Joseph Brooks

Personal information
- Full name: Joseph Brooks
- Born: 10 September 1870 South Normanton, Derbyshire, England
- Died: 15 May 1937 (aged 66) Shuttlewood, Derbyshire, England
- Bowling: Left-arm medium fast bowler

Domestic team information
- 1895–1896: Derbyshire
- First-class debut: 5 August 1895 Derbyshire v Hampshire
- Last First-class: 18 May 1896 Derbyshire v Nottinghamshire

Career statistics
| Competition | First-class |
| Matches | 5 |
| Runs scored | 8 |
| Batting average | 2,66 |
| 100s/50s | / |
| Top score | 6 |
| Balls bowled | 267 |
| Wickets | 2 |
| Bowling average | 95.00 |
| 5 wickets in innings | 0 |
| 10 wickets in match | 0 |
| Best bowling | 1-22 |
| Catches/stumpings | 1 |
- Source: , October 2011

= Joseph Brooks (cricketer) =

English cricketer

Joseph Brooks (10 September 1870 – 15 May 1937) was an English cricketer who played first-class cricket for Derbyshire in 1895 and 1896.

==Early years==
Brooks was born at South Normanton, Derbyshire, the son of John Brooks, a coal miner, and his wife Maria.

==Career==
He made his debut for Derbyshire in August 1895 against Hampshire when he made 2 not out in the only innings he played.

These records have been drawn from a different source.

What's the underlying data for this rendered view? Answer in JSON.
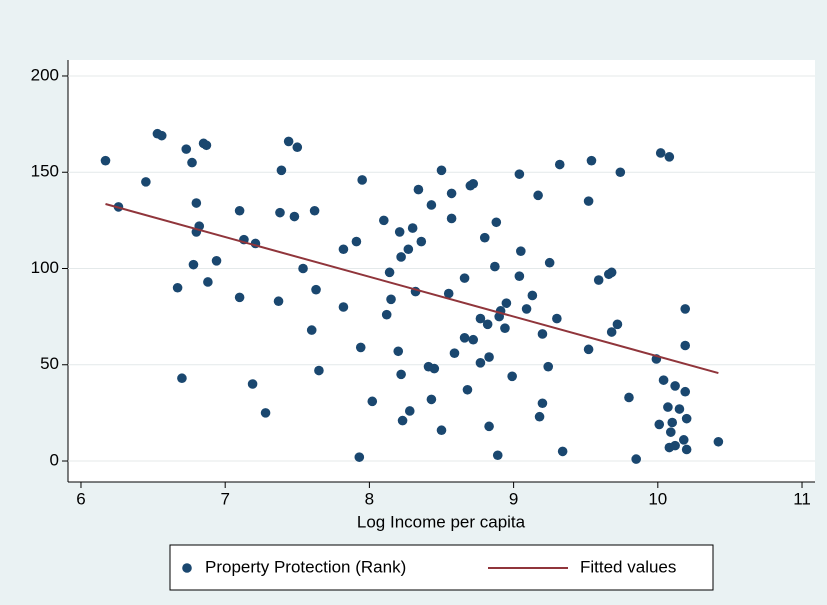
{
  "chart_data": {
    "type": "scatter",
    "x_label": "Log Income per capita",
    "xlim": [
      5.91,
      11.09
    ],
    "ylim": [
      -10.9,
      208.3
    ],
    "xticks": [
      6,
      7,
      8,
      9,
      10,
      11
    ],
    "yticks": [
      0,
      50,
      100,
      150,
      200
    ],
    "grid": true,
    "legend": "bottom",
    "series": [
      {
        "name": "Property Protection (Rank)",
        "type": "scatter",
        "color": "#1a476f",
        "x": [
          6.17,
          6.26,
          6.45,
          6.53,
          6.56,
          6.67,
          6.7,
          6.73,
          6.77,
          6.78,
          6.8,
          6.8,
          6.82,
          6.85,
          6.87,
          6.88,
          6.94,
          7.1,
          7.1,
          7.13,
          7.19,
          7.21,
          7.28,
          7.37,
          7.38,
          7.39,
          7.44,
          7.48,
          7.5,
          7.54,
          7.6,
          7.62,
          7.63,
          7.65,
          7.82,
          7.82,
          7.91,
          7.93,
          7.94,
          7.95,
          8.02,
          8.1,
          8.12,
          8.14,
          8.15,
          8.2,
          8.21,
          8.22,
          8.22,
          8.23,
          8.27,
          8.28,
          8.3,
          8.32,
          8.34,
          8.36,
          8.41,
          8.43,
          8.43,
          8.45,
          8.5,
          8.5,
          8.55,
          8.57,
          8.57,
          8.59,
          8.66,
          8.66,
          8.68,
          8.7,
          8.72,
          8.72,
          8.77,
          8.77,
          8.8,
          8.82,
          8.83,
          8.83,
          8.87,
          8.88,
          8.89,
          8.9,
          8.91,
          8.94,
          8.95,
          8.99,
          9.04,
          9.04,
          9.05,
          9.09,
          9.13,
          9.17,
          9.18,
          9.2,
          9.2,
          9.24,
          9.25,
          9.3,
          9.32,
          9.34,
          9.52,
          9.52,
          9.54,
          9.59,
          9.66,
          9.68,
          9.68,
          9.72,
          9.74,
          9.8,
          9.85,
          9.99,
          10.01,
          10.02,
          10.04,
          10.08,
          10.07,
          10.08,
          10.09,
          10.1,
          10.12,
          10.12,
          10.15,
          10.18,
          10.19,
          10.19,
          10.19,
          10.2,
          10.2,
          10.42
        ],
        "values": [
          156,
          132,
          145,
          170,
          169,
          90,
          43,
          162,
          155,
          102,
          134,
          119,
          122,
          165,
          164,
          93,
          104,
          130,
          85,
          115,
          40,
          113,
          25,
          83,
          129,
          151,
          166,
          127,
          163,
          100,
          68,
          130,
          89,
          47,
          80,
          110,
          114,
          2,
          59,
          146,
          31,
          125,
          76,
          98,
          84,
          57,
          119,
          106,
          45,
          21,
          110,
          26,
          121,
          88,
          141,
          114,
          49,
          133,
          32,
          48,
          151,
          16,
          87,
          139,
          126,
          56,
          95,
          64,
          37,
          143,
          63,
          144,
          51,
          74,
          116,
          71,
          54,
          18,
          101,
          124,
          3,
          75,
          78,
          69,
          82,
          44,
          149,
          96,
          109,
          79,
          86,
          138,
          23,
          66,
          30,
          49,
          103,
          74,
          154,
          5,
          135,
          58,
          156,
          94,
          97,
          98,
          67,
          71,
          150,
          33,
          1,
          53,
          19,
          160,
          42,
          158,
          28,
          7,
          15,
          20,
          39,
          8,
          27,
          11,
          79,
          36,
          60,
          22,
          6,
          10
        ]
      },
      {
        "name": "Fitted values",
        "type": "line",
        "color": "#90353b",
        "x": [
          6.17,
          10.42
        ],
        "values": [
          133.5,
          45.7
        ]
      }
    ]
  }
}
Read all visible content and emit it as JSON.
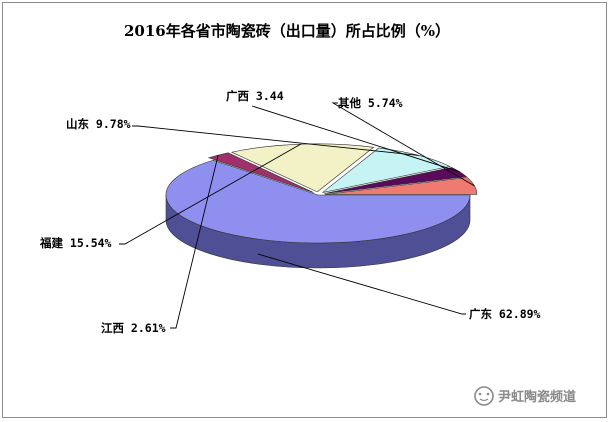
{
  "chart_data": {
    "type": "pie",
    "title": "2016年各省市陶瓷砖（出口量）所占比例（%）",
    "slices": [
      {
        "label": "广东 62.89%",
        "name": "广东",
        "value": 62.89,
        "color": "#8f8ff0",
        "side": "#4f4f96"
      },
      {
        "label": "江西 2.61%",
        "name": "江西",
        "value": 2.61,
        "color": "#a0306a",
        "side": "#6a1c44"
      },
      {
        "label": "福建 15.54%",
        "name": "福建",
        "value": 15.54,
        "color": "#f2f2c6",
        "side": "#cfcf96"
      },
      {
        "label": "山东 9.78%",
        "name": "山东",
        "value": 9.78,
        "color": "#c6f4f4",
        "side": "#8ac2c2"
      },
      {
        "label": "广西 3.44",
        "name": "广西",
        "value": 3.44,
        "color": "#5a0a5a",
        "side": "#380638"
      },
      {
        "label": "其他 5.74%",
        "name": "其他",
        "value": 5.74,
        "color": "#ee7a72",
        "side": "#a84e48"
      }
    ],
    "legend": "none",
    "style": "3d-exploded"
  },
  "watermark": {
    "text": "尹虹陶瓷频道",
    "icon": "wechat-chat-icon"
  }
}
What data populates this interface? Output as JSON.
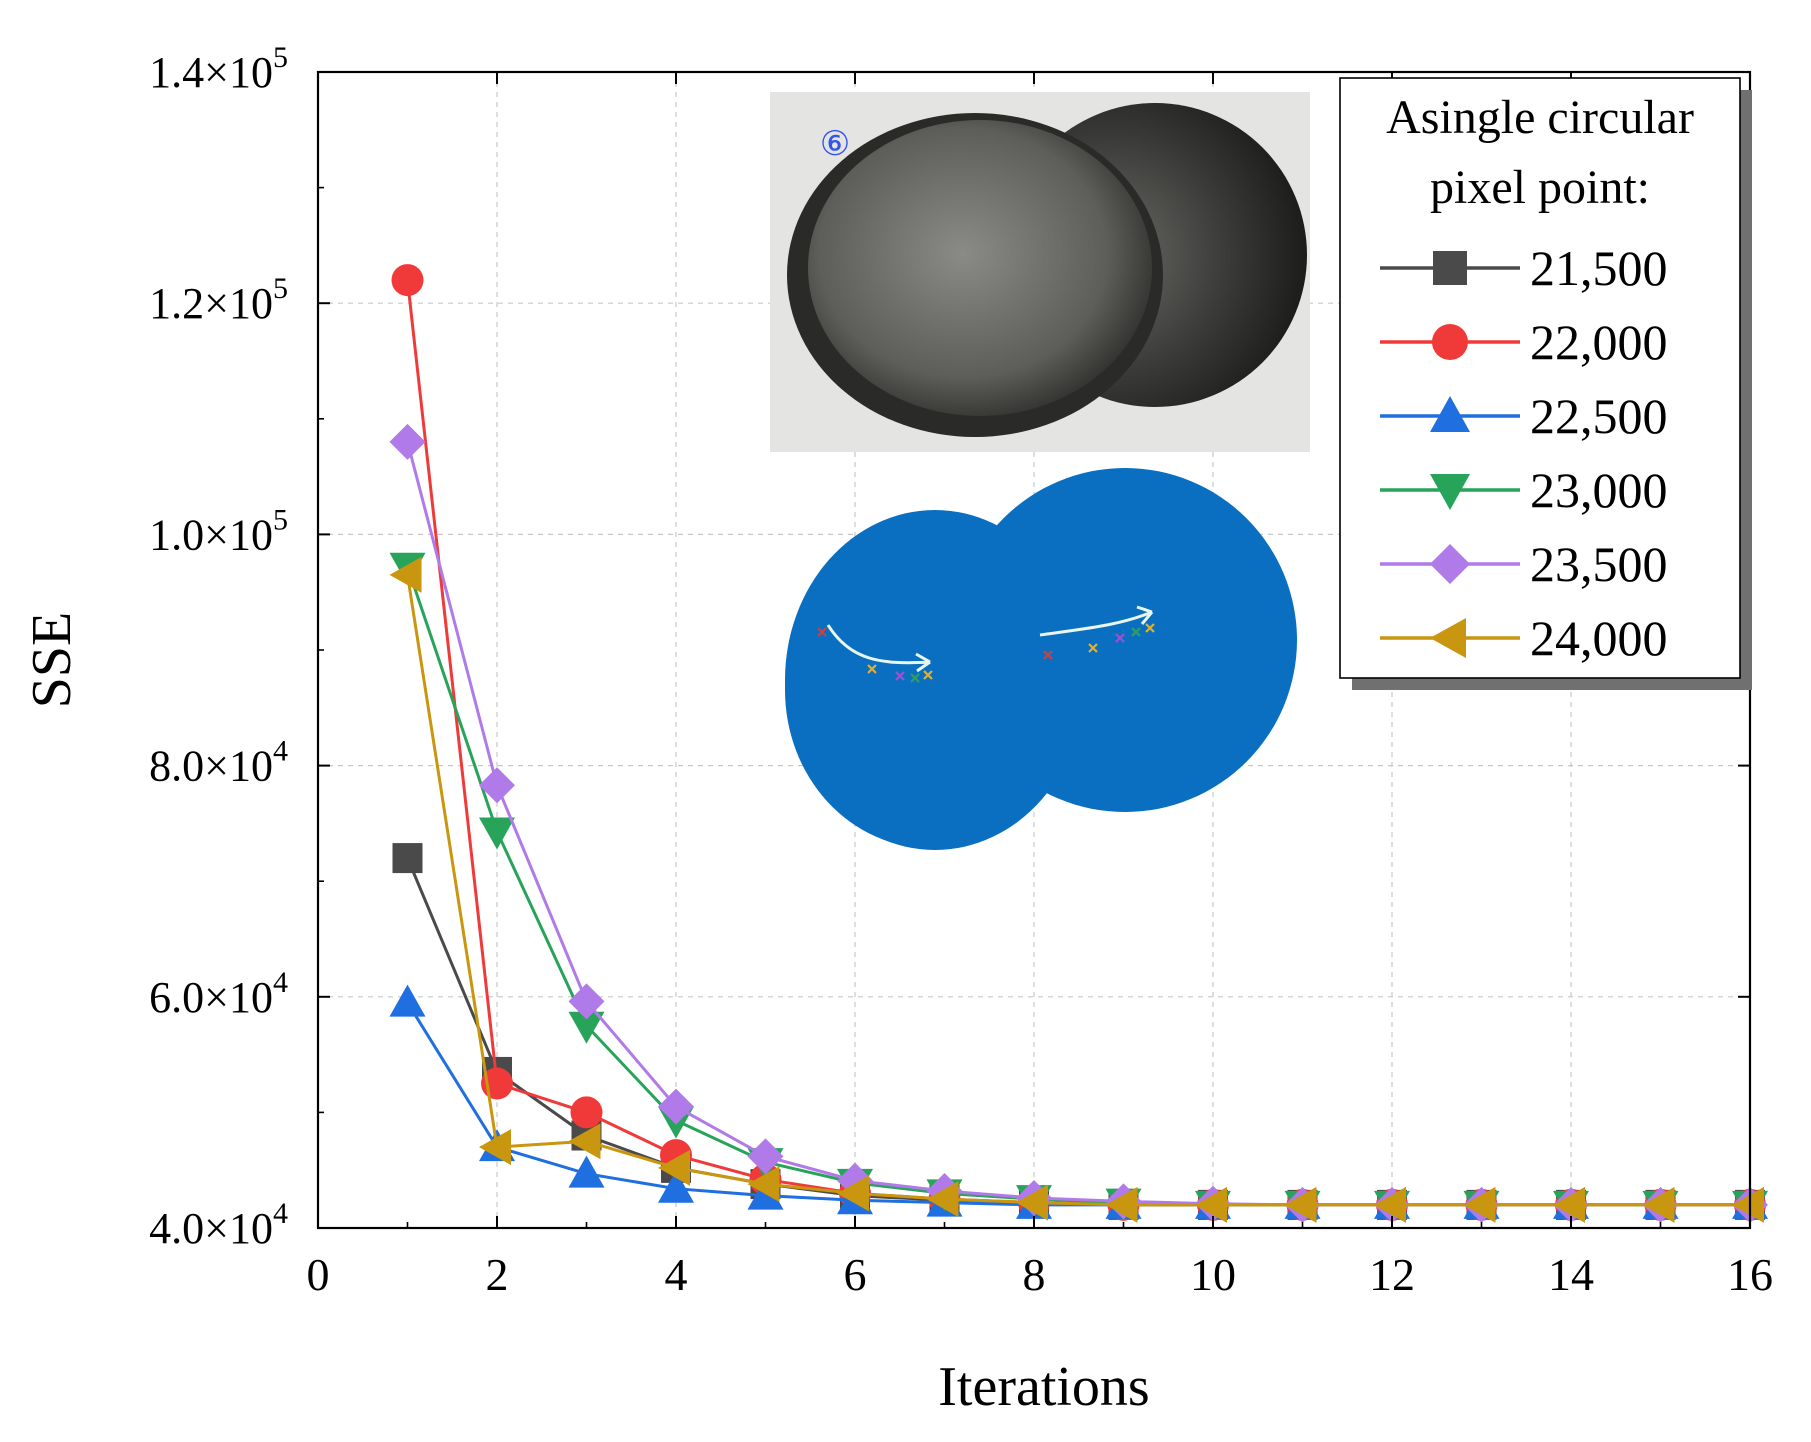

He played two more games in the 1895 season and two in the 1896 season.

Brooks played seven innings in five first-class matches with an average of 2,66 and a top score of 6. As last man in, he was only given out three times in his career. He was a left-arm fast-medium bowler and took 2 wickets at an average of 95.00.

==Death==
Brooks died at Shuttlewood, Derbyshire, at the age of 66.